A discussion of ADHD symptoms is complex since not all individuals exhibit the same symptoms, in the same ways, with the same severity, and at the same times in their lives.
As well, any discussion of a mental disorder in children must acknowledge the greater difficulty in diagnosing children who exhibit multiple, complex, overlapping, symptomatic clues.
ADHD (Attention Deficit Hyperactivity Disorder) is characterized as a general poor attention span and impulsive, inappropriate behavior in children.
Boys are much more likely to be diagnosed than girls. Overall, it has been estimated that up to 10% of all children may be affected.

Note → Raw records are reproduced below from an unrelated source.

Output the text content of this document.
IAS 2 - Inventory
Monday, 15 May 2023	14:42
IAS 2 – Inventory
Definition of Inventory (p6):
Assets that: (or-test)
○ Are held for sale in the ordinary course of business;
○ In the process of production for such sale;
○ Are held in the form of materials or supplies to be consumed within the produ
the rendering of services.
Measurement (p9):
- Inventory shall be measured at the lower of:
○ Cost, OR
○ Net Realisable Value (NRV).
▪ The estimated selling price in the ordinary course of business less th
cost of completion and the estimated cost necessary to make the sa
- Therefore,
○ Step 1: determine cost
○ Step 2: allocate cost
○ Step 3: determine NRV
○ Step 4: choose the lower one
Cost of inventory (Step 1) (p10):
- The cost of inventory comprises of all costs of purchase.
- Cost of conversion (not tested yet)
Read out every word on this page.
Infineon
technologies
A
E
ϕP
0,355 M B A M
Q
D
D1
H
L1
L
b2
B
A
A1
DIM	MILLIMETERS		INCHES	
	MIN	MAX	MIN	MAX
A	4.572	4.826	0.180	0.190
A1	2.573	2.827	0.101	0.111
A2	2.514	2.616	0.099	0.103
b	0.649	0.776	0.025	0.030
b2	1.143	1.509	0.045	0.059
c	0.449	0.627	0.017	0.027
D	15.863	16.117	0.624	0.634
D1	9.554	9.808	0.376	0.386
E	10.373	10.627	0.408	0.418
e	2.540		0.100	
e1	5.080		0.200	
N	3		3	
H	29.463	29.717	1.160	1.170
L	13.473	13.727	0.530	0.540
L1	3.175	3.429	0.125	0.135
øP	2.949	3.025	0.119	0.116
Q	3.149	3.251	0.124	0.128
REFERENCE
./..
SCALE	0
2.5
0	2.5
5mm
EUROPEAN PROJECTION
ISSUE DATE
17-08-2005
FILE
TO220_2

The symptoms of the disorder are typically detected before the age of 4 years, but maybe as late as 7 years of age.
- speaking impulsively
- easily forgetting
- impulsive behavior
- problems communicating
- generally poor behavior
- lack of sustained attention
- lack of sustained concentration
- inability to finish tasks
- messy, incomplete schoolwork
- failure to complete home chores
- frequent switching between multiple incomplete tasks/chores
- throwing temper tantrums
- low self-esteem
- opposition to authority
- easily frustrated
Diagnosis typically follows deficits in academic and social performance and is based on the frequency, severity, and number of symptoms detected. Further, symptoms must also occur in separate environments (school and home) to suggest ADHD.
Treatment is commonly with drugs, and also behavioral therapy and education of both the child and the parent(s) (guardian).